Saturday, September 06, 2014
"Not a New Dress " - 09/04/14 - Ezekiel 24-27
Again, you'll be an example for them. And they'll recognize that I am God." (24:27)
Isn't it exciting to know He uses us again and again.
You will be, not might - will be - an example for Him.
I am so very thankful for all the prayers, words of encouragement. For His Love coming through so many. The next two days, as we bury my Uncle Jim, will be difficult and I don't need to make it harder by making this all about me. It doesn't matter what outfit I will be wearing.

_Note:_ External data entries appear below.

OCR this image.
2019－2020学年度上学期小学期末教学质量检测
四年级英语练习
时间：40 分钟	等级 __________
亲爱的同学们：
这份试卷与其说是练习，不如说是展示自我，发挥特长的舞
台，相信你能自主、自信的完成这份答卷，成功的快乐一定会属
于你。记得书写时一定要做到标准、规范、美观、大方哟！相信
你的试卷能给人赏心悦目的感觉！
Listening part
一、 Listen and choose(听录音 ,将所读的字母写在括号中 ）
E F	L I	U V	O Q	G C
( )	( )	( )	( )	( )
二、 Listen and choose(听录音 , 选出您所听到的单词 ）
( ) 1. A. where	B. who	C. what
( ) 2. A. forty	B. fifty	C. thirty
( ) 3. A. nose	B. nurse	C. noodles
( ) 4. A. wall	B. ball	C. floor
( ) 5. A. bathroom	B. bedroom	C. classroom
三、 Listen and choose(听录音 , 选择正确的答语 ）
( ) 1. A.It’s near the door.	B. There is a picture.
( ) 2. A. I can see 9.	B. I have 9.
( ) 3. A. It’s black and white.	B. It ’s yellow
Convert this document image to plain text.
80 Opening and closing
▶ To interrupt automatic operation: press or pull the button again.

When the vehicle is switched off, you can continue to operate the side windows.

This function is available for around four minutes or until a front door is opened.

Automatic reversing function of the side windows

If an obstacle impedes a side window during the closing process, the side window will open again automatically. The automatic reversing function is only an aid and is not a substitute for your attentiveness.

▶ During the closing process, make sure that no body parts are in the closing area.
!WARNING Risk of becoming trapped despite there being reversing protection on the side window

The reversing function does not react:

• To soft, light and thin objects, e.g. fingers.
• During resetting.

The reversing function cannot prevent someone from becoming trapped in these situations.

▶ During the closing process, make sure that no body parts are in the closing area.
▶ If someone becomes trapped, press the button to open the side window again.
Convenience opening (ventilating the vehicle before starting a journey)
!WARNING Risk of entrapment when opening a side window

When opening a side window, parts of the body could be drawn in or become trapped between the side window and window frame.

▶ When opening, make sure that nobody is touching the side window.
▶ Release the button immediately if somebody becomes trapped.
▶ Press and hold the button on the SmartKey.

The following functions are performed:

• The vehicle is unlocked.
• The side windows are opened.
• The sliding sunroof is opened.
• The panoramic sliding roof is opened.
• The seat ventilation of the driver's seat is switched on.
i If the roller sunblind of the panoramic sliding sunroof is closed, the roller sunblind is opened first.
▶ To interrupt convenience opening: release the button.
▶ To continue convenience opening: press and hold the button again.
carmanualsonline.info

It matters who I am wearing.
Knowing I am going to be around those I am estranged from has been promoting a vicious battle these past few days. Trying not to yield to "what if" scenarios and focus on being more like Christ. Trying not to replay over and over words that have been spoken to and about me and filling my head instead with His Words. Obsessing instead on His Truths.
Praying I will be strong "in" my ABBA and He will shine through the darkness. My heart breaks, not only for the passing of my Uncle Jim, but also for the state of where the family He placed me in is at. I am fighting the urge to allow fear and doubt to creep in, focusing on squeezing into an outfit and all the other worldly matters, instead of Him.
I know He has prepared me for any situation, for His timing is perfect. I am praying today and tomorrow I will not be there - only a vessel for Him.
And in His perfect timing, this is the devotional He blessed me with this morning. Yet another fortification, as He has been doing each and every day for the past week.
He knows me so. And loves me so. He knows what I need.
And it isn't a new dress. It is more of Him. His Word.